Ma sei sempre in giro.

Ci sono poi quelle volte lì. Quelle in cui vorresti dire talmente tante cose, che forse la roba migliore che puoi fare, è startene zitto. Che poi, nel mio caso, è una delle cose che mi riesce meglio in generale.
Stare zitto, intendo.
Allora? Devi darti da fare, eh.
Il silenzio a me toglie imbarazzo. Riempie. Quanto meno il paradosso, se vuoi. Però almeno non rischio di dimenticare nulla. Annuso l'aria e guardo i volti. Seguo i gesti. Incrocio gli sguardi. Tendo le orecchie ai rumori, ai bisbigli oppure al vociare di più persone, che compone un sottofondo, dal quale di tanto in tanto emerge una parola, una frase. Prive di ambito, balzano fuori e subito diventano parte di quell'altro contesto lì.
Quelle volte, quelle, non c'è mica tanto da aggiungere a parole.
Vuoi che ti prepari qualcosa? Vuoi bere? Mangiare?

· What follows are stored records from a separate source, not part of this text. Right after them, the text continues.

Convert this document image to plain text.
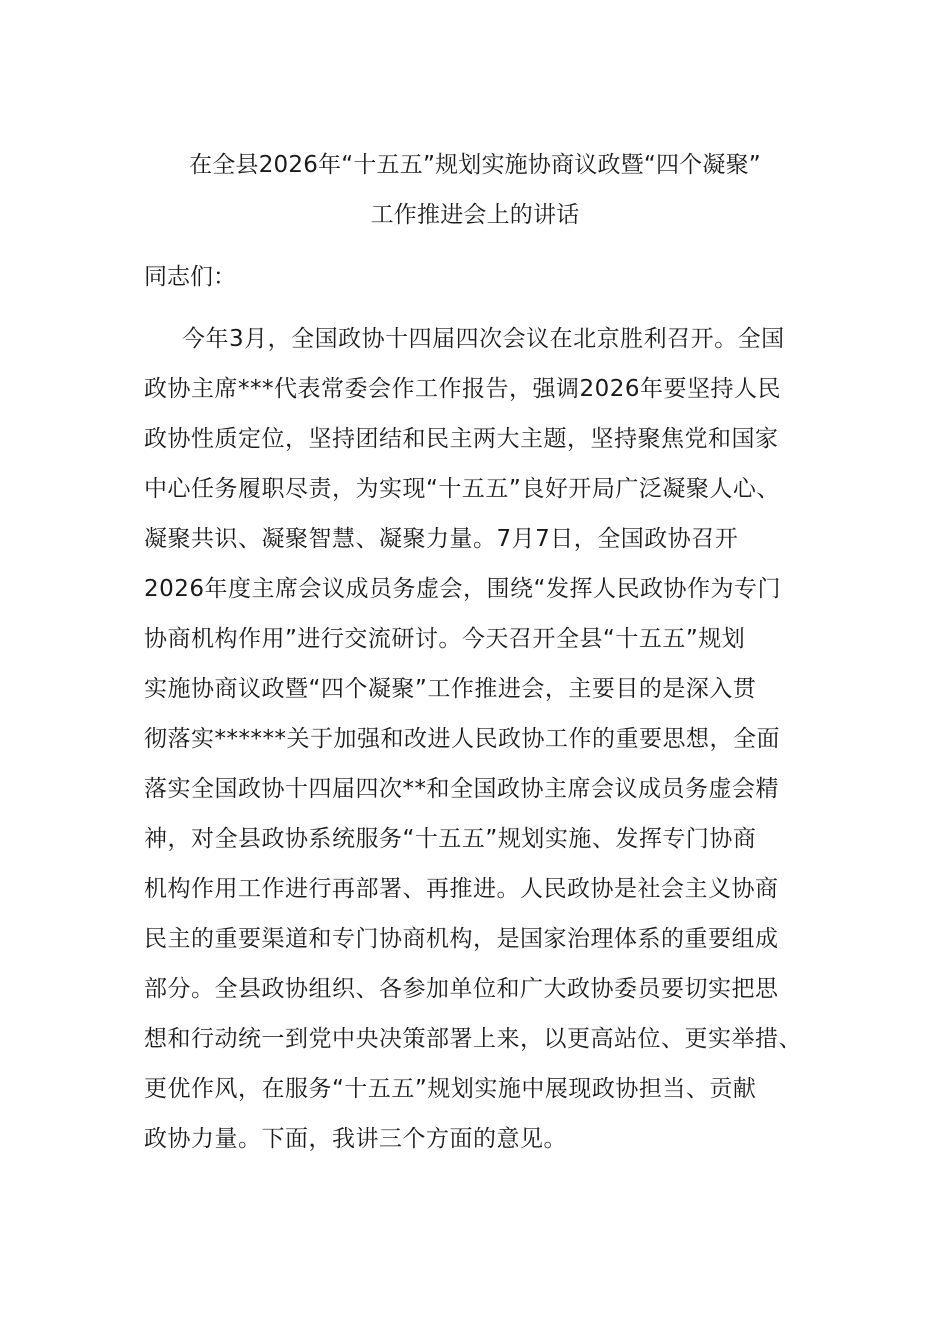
在全县2026年“十五五”规划实施协商议政暨“四个凝聚”
工作推进会上的讲话
同志们：
今年3月，全国政协十四届四次会议在北京胜利召开。全国
政协主席***代表常委会作工作报告，强调2026年要坚持人民
政协性质定位，坚持团结和民主两大主题，坚持聚焦党和国家
中心任务履职尽责，为实现“十五五”良好开局广泛凝聚人心、
凝聚共识、凝聚智慧、凝聚力量。7月7日，全国政协召开
2026年度主席会议成员务虚会，围绕“发挥人民政协作为专门
协商机构作用”进行交流研讨。今天召开全县“十五五”规划
实施协商议政暨“四个凝聚”工作推进会，主要目的是深入贯
彻落实******关于加强和改进人民政协工作的重要思想，全面
落实全国政协十四届四次**和全国政协主席会议成员务虚会精
神，对全县政协系统服务“十五五”规划实施、发挥专门协商
机构作用工作进行再部署、再推进。人民政协是社会主义协商
民主的重要渠道和专门协商机构，是国家治理体系的重要组成
部分。全县政协组织、各参加单位和广大政协委员要切实把思
想和行动统一到党中央决策部署上来，以更高站位、更实举措、
更优作风，在服务“十五五”规划实施中展现政协担当、贡献
政协力量。下面，我讲三个方面的意见。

Una cosa perfida, ingannevole e dolorosa è il ricordo. Il ricordo dei ricordi. Quelle carezze lontane, quella pazienza infinita. Quella protezione che trascende la fatica ed il comune sforzo. Ironia, risate e raccomandazioni. La dicotomica perversione è che tutto questo è anche la cosa più bella, profonda ed esplosiva che ti rimane dentro la testa, dentro agli occhi.
Che ti rende così difficile aprire lentamente le dita, per lasciare partire la mano che stai stringendo, perché la sua natura qui è terminata ed è giusto che si incammini.

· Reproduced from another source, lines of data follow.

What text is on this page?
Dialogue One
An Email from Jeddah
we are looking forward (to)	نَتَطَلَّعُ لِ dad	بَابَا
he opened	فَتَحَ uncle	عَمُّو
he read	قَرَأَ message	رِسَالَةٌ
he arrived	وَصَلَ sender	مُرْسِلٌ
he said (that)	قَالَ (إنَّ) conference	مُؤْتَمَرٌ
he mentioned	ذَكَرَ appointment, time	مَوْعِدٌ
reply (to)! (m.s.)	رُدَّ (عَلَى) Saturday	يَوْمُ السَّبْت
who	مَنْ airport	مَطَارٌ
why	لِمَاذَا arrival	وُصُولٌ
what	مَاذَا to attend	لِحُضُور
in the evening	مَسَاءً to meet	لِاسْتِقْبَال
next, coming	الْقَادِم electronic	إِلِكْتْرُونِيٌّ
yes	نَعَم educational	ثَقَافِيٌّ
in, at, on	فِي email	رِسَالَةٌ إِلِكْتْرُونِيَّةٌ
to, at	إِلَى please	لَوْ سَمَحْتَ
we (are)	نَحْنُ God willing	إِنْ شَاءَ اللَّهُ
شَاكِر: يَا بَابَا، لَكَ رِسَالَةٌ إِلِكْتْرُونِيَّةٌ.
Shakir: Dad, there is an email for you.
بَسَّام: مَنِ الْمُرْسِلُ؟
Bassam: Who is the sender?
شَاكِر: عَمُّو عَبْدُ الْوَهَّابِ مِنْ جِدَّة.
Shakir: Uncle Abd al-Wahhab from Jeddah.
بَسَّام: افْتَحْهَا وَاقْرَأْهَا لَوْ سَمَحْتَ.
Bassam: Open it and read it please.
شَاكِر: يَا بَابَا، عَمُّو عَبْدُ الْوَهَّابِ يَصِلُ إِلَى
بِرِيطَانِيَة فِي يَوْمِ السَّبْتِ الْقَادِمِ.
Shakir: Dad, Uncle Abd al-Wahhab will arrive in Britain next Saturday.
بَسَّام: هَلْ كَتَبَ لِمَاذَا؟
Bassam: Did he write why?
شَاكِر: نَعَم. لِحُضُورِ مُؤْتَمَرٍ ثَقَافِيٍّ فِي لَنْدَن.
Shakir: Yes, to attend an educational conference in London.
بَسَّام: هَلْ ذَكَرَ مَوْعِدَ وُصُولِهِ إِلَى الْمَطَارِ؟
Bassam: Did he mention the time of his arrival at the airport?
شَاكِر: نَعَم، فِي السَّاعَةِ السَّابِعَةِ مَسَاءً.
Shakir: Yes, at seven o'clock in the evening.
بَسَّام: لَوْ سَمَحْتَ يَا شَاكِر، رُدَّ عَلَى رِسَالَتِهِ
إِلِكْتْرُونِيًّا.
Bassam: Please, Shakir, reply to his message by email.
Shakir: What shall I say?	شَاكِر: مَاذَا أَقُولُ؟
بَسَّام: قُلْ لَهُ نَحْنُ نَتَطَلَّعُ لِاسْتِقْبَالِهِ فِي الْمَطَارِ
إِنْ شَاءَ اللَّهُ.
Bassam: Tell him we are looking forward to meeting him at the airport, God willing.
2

Ho pensato a lungo nelle ultime ore ed è mica una cosa che faccio spesso, questo è fuor di dubbio. Mi sono chiesto se esista un modo per restituire il bene ricevuto. Parlo in generale. Una riflessione. Mi sono chiesto come fa uno a saldare questo debito. Forse il conto è aperto, destinato a chiudersi con il tempo, quando ciò che hai in tasca verrà destinato, briciola dopo briciola, a chi camminerà al tuo fianco. In fin dei conti è bello pensarlo. Romantico.
E' delicato invece impegnarsi a non scordarselo.

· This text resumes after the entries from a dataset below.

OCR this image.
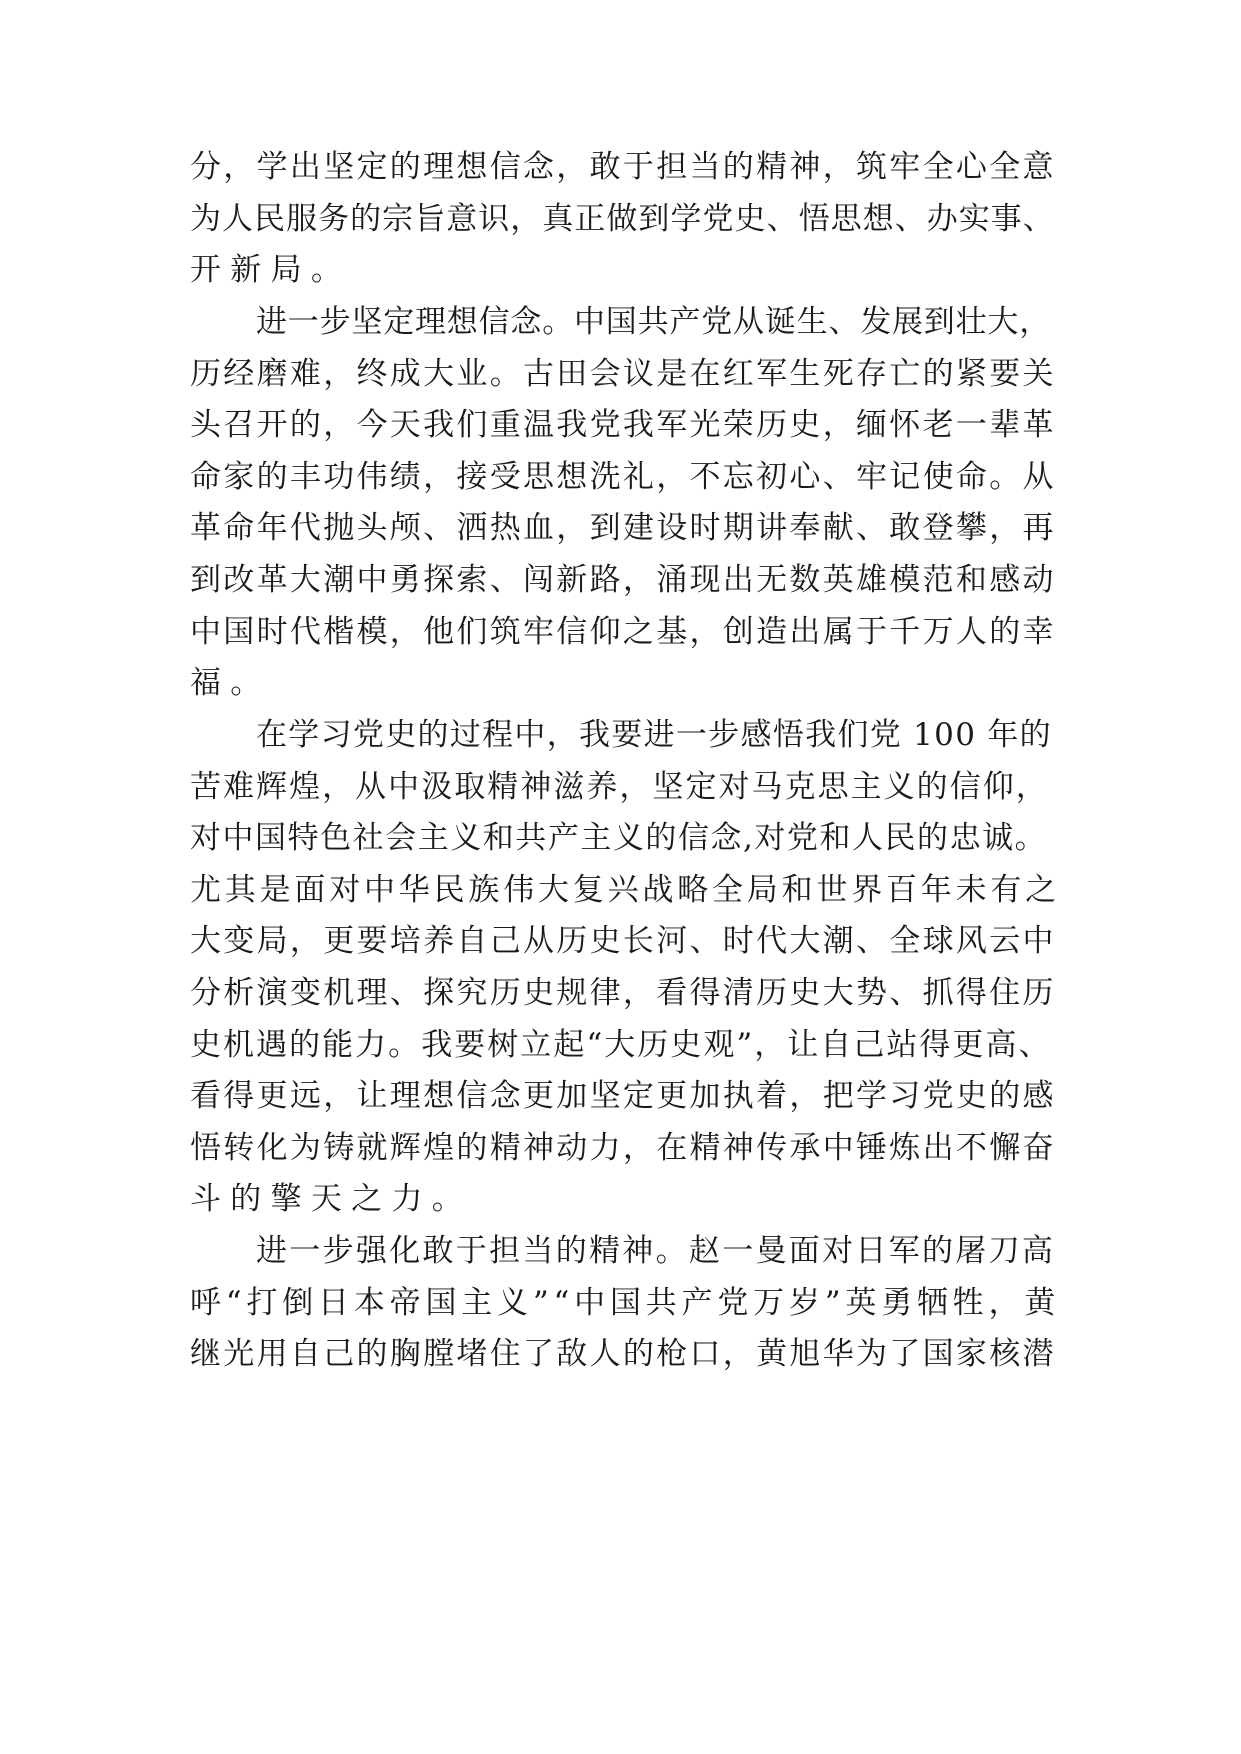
分，学出坚定的理想信念，敢于担当的精神，筑牢全心全意
为人民服务的宗旨意识，真正做到学党史、悟思想、办实事、
开新局。
进一步坚定理想信念。中国共产党从诞生、发展到壮大，
历经磨难，终成大业。古田会议是在红军生死存亡的紧要关
头召开的，今天我们重温我党我军光荣历史，缅怀老一辈革
命家的丰功伟绩，接受思想洗礼，不忘初心、牢记使命。从
革命年代抛头颅、洒热血，到建设时期讲奉献、敢登攀，再
到改革大潮中勇探索、闯新路，涌现出无数英雄模范和感动
中国时代楷模，他们筑牢信仰之基，创造出属于千万人的幸
福。
在学习党史的过程中，我要进一步感悟我们党 100 年的
苦难辉煌，从中汲取精神滋养，坚定对马克思主义的信仰，
对中国特色社会主义和共产主义的信念,对党和人民的忠诚。
尤其是面对中华民族伟大复兴战略全局和世界百年未有之
大变局，更要培养自己从历史长河、时代大潮、全球风云中
分析演变机理、探究历史规律，看得清历史大势、抓得住历
史机遇的能力。我要树立起“大历史观”，让自己站得更高、
看得更远，让理想信念更加坚定更加执着，把学习党史的感
悟转化为铸就辉煌的精神动力，在精神传承中锤炼出不懈奋
斗的擎天之力。
进一步强化敢于担当的精神。赵一曼面对日军的屠刀高
呼“打倒日本帝国主义”“中国共产党万岁”英勇牺牲，黄
继光用自己的胸膛堵住了敌人的枪口，黄旭华为了国家核潜
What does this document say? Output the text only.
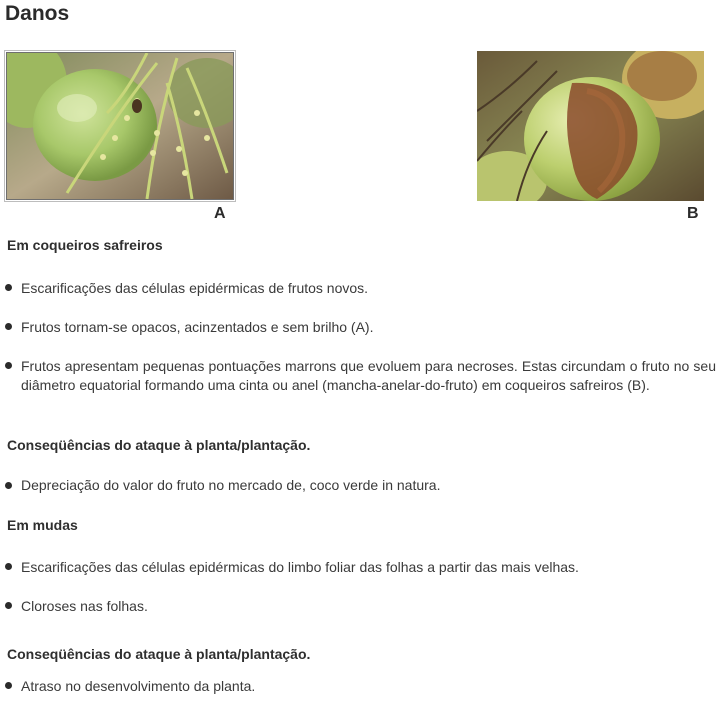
Danos
A	B
Em coqueiros safreiros
Escarificações das células epidérmicas de frutos novos.
Frutos tornam-se opacos, acinzentados e sem brilho (A).
Frutos apresentam pequenas pontuações marrons que evoluem para necroses. Estas circundam o fruto no seu diâmetro equatorial formando uma cinta ou anel (mancha-anelar-do-fruto) em coqueiros safreiros (B).
Conseqüências do ataque à planta/plantação.
Depreciação do valor do fruto no mercado de, coco verde in natura.
Em mudas
Escarificações das células epidérmicas do limbo foliar das folhas a partir das mais velhas.
Cloroses nas folhas.
Conseqüências do ataque à planta/plantação.
Atraso no desenvolvimento da planta.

Questa bisaccia zeppa di emotività.
Sono vecchia, mi da pensiero.
Sto gettando queste parole sulla tastiera senza un criterio, perché vengono fuori disordinate, così come riaffiorano i ricordi. Le promesse. E le volte in cui ho pensato ad un momento come questo. Sto cercando di fare pulizia. Consolato dalle note di questo pianoforte.
Ho scattato alcune istantanee, di quelle che ti porti volentieri in viaggio, quelle che ogni tanto sbirci per non scordare o per scaldarti il cuore. Per farti venir fuori un sorriso, per non far svanire le figure che il tempo sbiadisce e assottiglia nei contorni. Le ho infilate nella tasca della tua valigia, così le troverai ogni volta che lo vorrai.
Come sta la bambina?
Ho pensato di farlo perché mi sono accorto di quanto potente sia una piccola vita e di quanto l'incoscienza, la genuinità siano bellezza. Allo stato puro. Di quanto potere ci sia nel sorriso di mia figlia e di come quella smorfia potrebbe spostare il mondo intero per quel che sprigiona. Credo celi una formula segreta. Che ha funzionato fin da subito, fin da quando...dammela un po' qui. Finanche a quel giorno lì, che ho sperato così tanto potesse ancora esserci che ero emozionato. E ringrazio il cielo - o chi per lui - che ci sia stato, quel giorno.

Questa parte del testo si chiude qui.